En janvier dernier, le Mali, le Burkina Faso et le Niger ont annoncé leur retrait de la CEDEAO, accusant l’organisation d’être influencée par des puissances étrangères, notamment la France. Quelques mois auparavant, ces pays, en proie à une insurrection jihadiste depuis plus de dix ans, avaient formé l’Alliance des États du Sahel (AES). Lors de leur premier sommet, tenu le 6 juillet à Niamey, les dirigeants de l’AES ont signé un traité instituant la Confédération des États du Sahel, regroupant le Burkina Faso, le Mali et le Niger.
Cette décision fait suite aux visites du président sénégalais, Bassirou Diomaye Faye, au Mali et au Burkina Faso, où il a rencontré les militaires au pouvoir. Avant lui, en avril dernier, le Conseil des sages de la CEDEAO, réuni à Abidjan, avait exhorté le trio sahélien à « reconsidérer leur position dans l’intérêt général des populations et de l’intégration régionale ». Dans leur communiqué final du 6 juillet, les chefs d’État de l’AES ont salué leur « retrait irrévocable et immédiat de la CEDEAO ».

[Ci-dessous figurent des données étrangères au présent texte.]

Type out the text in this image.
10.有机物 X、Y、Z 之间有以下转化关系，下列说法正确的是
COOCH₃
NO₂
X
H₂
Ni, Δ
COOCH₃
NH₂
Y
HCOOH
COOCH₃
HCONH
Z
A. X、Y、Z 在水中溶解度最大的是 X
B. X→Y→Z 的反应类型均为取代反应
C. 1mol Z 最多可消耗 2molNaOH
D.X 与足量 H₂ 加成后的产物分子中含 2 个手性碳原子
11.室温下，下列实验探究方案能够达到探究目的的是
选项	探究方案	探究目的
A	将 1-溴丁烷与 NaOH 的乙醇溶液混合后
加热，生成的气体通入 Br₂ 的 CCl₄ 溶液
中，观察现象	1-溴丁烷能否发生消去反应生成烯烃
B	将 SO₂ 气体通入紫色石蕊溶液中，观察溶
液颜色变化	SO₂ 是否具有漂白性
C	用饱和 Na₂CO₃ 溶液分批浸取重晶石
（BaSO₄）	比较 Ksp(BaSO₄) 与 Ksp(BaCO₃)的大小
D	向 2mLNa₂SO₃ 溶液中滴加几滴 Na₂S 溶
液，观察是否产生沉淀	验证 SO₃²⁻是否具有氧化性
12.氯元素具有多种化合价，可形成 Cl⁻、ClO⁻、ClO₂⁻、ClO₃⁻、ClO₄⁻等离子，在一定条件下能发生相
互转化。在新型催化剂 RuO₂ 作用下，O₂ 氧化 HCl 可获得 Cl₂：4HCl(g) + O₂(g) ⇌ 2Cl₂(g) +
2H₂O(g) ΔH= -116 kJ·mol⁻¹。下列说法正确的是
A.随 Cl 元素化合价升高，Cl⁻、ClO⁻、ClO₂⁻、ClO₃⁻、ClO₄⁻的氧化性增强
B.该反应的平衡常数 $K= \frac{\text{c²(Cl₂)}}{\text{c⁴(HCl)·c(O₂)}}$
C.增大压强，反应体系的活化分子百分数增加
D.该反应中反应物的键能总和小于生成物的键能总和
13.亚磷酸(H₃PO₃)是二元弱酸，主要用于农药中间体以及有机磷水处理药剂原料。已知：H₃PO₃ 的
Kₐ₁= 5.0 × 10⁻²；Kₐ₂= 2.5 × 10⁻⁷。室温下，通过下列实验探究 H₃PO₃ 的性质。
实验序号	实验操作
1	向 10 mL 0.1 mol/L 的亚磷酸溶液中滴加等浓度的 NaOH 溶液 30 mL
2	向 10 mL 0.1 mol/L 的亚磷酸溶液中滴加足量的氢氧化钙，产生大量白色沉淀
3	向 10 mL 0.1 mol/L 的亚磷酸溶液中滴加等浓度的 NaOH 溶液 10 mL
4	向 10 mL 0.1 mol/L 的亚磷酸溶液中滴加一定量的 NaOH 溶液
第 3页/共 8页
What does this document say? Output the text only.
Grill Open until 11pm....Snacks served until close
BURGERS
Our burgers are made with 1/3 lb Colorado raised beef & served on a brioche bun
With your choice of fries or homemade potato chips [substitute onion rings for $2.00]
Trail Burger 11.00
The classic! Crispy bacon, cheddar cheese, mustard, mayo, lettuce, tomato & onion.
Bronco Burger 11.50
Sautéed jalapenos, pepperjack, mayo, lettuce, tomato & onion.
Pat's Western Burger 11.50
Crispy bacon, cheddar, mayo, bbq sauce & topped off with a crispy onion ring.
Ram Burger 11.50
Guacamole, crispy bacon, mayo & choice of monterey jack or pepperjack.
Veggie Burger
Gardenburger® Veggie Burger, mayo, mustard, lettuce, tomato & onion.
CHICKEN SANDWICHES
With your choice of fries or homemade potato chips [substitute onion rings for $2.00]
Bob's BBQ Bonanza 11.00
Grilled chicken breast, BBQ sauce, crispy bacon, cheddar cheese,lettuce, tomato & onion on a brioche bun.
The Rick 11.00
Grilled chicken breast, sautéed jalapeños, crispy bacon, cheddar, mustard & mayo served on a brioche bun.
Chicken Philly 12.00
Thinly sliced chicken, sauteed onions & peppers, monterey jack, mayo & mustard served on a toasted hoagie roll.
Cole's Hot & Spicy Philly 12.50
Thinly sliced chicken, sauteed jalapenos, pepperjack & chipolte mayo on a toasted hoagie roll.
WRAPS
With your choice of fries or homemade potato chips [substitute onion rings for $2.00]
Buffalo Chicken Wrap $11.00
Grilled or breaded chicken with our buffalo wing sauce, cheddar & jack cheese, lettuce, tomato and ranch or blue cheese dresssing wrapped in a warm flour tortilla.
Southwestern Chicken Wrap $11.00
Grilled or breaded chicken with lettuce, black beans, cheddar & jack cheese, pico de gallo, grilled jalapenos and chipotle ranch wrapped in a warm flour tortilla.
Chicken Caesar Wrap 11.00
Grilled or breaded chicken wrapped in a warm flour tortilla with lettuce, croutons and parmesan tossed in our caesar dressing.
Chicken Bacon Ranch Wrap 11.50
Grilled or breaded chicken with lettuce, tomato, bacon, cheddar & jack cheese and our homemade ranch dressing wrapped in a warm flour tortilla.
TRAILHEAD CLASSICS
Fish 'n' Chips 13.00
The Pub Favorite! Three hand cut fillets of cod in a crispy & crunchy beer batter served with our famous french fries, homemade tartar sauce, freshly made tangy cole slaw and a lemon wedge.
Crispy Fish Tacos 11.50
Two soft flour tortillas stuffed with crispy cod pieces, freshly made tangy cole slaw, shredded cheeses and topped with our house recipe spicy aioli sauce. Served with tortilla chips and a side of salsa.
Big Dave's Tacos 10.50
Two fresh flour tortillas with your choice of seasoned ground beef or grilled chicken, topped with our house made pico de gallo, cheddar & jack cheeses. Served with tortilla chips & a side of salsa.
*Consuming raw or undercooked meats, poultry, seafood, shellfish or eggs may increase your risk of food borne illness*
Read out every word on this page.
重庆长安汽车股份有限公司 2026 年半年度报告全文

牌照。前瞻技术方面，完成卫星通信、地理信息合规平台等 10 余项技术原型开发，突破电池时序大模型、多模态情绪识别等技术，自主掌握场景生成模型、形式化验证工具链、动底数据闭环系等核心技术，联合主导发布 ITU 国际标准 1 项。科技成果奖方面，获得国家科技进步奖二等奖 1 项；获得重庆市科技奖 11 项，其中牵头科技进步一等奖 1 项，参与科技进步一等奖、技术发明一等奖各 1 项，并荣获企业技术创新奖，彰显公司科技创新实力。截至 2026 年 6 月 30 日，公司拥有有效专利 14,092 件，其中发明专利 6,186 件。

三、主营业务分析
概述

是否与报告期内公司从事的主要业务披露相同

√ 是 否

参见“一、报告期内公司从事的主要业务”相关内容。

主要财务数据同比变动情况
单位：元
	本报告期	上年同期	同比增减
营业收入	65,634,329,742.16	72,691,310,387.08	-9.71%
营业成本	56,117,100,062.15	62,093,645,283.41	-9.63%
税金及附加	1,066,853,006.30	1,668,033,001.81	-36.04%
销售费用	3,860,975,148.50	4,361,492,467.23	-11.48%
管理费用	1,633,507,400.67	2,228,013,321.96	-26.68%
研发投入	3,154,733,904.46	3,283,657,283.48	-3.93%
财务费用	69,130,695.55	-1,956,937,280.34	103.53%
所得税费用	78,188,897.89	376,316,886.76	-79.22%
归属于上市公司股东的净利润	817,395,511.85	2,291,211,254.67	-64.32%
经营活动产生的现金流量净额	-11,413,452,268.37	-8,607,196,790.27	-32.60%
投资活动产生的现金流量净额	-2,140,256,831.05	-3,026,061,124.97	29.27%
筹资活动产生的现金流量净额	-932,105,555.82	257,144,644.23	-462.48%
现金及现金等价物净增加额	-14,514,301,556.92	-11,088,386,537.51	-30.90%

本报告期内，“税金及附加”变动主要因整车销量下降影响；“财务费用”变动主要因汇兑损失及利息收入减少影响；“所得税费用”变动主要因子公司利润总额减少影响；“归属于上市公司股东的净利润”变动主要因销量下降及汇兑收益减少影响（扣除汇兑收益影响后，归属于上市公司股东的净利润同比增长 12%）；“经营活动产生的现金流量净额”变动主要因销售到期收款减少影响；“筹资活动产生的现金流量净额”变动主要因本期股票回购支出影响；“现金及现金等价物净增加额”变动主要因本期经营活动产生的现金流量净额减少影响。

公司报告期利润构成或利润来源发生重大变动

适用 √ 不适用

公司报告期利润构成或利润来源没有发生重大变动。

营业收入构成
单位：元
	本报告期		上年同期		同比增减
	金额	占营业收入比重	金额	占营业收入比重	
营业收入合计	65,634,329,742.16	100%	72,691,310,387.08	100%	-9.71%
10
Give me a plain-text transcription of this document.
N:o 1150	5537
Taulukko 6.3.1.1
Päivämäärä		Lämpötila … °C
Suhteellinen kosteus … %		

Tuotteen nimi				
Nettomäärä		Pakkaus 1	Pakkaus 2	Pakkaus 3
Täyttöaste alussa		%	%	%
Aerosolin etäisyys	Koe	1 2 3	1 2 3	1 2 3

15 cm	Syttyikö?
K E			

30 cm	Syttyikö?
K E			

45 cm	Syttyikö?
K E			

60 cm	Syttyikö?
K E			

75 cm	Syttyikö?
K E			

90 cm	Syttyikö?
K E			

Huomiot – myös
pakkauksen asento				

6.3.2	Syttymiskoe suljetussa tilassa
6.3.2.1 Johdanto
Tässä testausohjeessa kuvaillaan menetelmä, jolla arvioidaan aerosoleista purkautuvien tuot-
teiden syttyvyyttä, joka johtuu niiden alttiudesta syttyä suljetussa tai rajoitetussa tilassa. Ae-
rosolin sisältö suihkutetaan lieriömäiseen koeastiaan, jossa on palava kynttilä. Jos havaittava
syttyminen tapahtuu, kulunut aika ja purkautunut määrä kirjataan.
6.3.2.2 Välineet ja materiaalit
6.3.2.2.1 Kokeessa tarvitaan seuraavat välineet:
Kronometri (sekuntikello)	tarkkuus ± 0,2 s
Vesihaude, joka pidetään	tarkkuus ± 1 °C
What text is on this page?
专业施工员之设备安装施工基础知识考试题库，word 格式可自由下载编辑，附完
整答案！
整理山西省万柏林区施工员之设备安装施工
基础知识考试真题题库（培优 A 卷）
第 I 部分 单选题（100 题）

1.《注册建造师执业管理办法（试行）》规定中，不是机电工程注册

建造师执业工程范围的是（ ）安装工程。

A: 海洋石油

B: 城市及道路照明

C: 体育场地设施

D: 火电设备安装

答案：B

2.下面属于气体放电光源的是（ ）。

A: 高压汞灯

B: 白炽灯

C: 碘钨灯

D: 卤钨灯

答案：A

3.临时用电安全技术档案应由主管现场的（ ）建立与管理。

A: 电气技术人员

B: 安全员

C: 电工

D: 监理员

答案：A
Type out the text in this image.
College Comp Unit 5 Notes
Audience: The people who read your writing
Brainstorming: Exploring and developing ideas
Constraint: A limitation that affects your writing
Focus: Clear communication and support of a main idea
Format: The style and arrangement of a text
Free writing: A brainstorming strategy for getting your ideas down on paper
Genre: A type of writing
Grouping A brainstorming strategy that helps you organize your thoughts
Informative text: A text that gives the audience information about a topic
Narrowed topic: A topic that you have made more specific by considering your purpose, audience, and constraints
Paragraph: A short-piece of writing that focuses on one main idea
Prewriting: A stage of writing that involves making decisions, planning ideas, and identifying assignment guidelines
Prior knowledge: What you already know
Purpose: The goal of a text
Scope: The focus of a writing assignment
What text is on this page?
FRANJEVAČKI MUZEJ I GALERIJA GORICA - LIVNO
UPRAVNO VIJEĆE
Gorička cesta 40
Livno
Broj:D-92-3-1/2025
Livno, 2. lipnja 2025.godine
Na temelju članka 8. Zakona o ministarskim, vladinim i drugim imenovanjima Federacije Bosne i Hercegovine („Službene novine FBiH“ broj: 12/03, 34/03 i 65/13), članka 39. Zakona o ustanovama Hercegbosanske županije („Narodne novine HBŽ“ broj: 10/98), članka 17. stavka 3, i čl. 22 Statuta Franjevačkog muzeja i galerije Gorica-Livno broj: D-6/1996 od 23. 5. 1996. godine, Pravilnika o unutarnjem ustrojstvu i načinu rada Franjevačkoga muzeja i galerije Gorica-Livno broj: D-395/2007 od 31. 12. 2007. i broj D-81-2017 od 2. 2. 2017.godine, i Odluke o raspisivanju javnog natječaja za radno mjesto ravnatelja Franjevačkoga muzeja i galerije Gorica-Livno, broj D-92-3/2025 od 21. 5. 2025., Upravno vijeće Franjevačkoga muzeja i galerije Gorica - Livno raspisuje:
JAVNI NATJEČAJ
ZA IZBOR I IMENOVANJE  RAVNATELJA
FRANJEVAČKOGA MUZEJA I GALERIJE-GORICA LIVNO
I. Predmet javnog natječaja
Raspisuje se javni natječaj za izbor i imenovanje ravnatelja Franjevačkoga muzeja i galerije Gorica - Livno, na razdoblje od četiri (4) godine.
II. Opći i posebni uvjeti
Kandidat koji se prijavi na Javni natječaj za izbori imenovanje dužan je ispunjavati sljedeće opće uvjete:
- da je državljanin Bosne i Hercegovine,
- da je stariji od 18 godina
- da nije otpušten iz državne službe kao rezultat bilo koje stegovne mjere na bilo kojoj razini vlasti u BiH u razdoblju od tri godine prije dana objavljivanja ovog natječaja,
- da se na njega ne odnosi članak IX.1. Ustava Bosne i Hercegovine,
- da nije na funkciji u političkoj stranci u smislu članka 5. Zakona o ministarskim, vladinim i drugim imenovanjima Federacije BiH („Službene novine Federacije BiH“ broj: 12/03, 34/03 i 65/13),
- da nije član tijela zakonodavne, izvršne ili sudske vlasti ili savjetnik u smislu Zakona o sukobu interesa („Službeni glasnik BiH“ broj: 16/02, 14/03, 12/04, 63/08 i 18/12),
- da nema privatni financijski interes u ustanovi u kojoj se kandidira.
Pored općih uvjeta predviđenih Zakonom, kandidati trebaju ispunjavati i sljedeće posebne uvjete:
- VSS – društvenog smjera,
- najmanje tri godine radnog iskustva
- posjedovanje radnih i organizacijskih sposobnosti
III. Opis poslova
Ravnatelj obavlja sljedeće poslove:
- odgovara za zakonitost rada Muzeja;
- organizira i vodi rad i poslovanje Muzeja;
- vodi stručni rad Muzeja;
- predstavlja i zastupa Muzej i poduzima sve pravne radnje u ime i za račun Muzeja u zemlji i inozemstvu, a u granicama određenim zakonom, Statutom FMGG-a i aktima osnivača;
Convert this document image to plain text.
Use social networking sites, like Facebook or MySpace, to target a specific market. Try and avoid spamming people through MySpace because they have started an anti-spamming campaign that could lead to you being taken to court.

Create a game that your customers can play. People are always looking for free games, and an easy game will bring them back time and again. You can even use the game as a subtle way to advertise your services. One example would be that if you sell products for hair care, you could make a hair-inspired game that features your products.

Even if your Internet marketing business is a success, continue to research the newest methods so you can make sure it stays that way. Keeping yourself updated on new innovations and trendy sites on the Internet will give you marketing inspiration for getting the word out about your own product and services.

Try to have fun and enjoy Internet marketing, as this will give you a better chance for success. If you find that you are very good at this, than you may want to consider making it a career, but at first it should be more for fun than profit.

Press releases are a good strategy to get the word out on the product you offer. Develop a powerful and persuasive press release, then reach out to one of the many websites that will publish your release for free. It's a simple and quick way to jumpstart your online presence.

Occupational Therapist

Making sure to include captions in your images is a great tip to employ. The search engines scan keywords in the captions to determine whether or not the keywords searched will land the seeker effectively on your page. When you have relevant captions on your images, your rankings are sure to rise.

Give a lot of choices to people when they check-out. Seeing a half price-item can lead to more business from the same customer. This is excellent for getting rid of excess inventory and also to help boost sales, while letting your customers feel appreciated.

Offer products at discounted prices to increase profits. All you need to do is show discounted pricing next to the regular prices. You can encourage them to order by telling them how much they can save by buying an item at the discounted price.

Le sommet de la CEDEAO devra également déterminer qui succédera à Bola Tinubu à la présidence de la Conférence des chefs d’État. Selon l’hebdomadaire Africa Intelligence, le Nigérian pourrait être reconduit dans ses fonctions, après que le Sénégalais Bassirou Diomaye Faye a décliné l’offre sur les conseils de ses conseillers.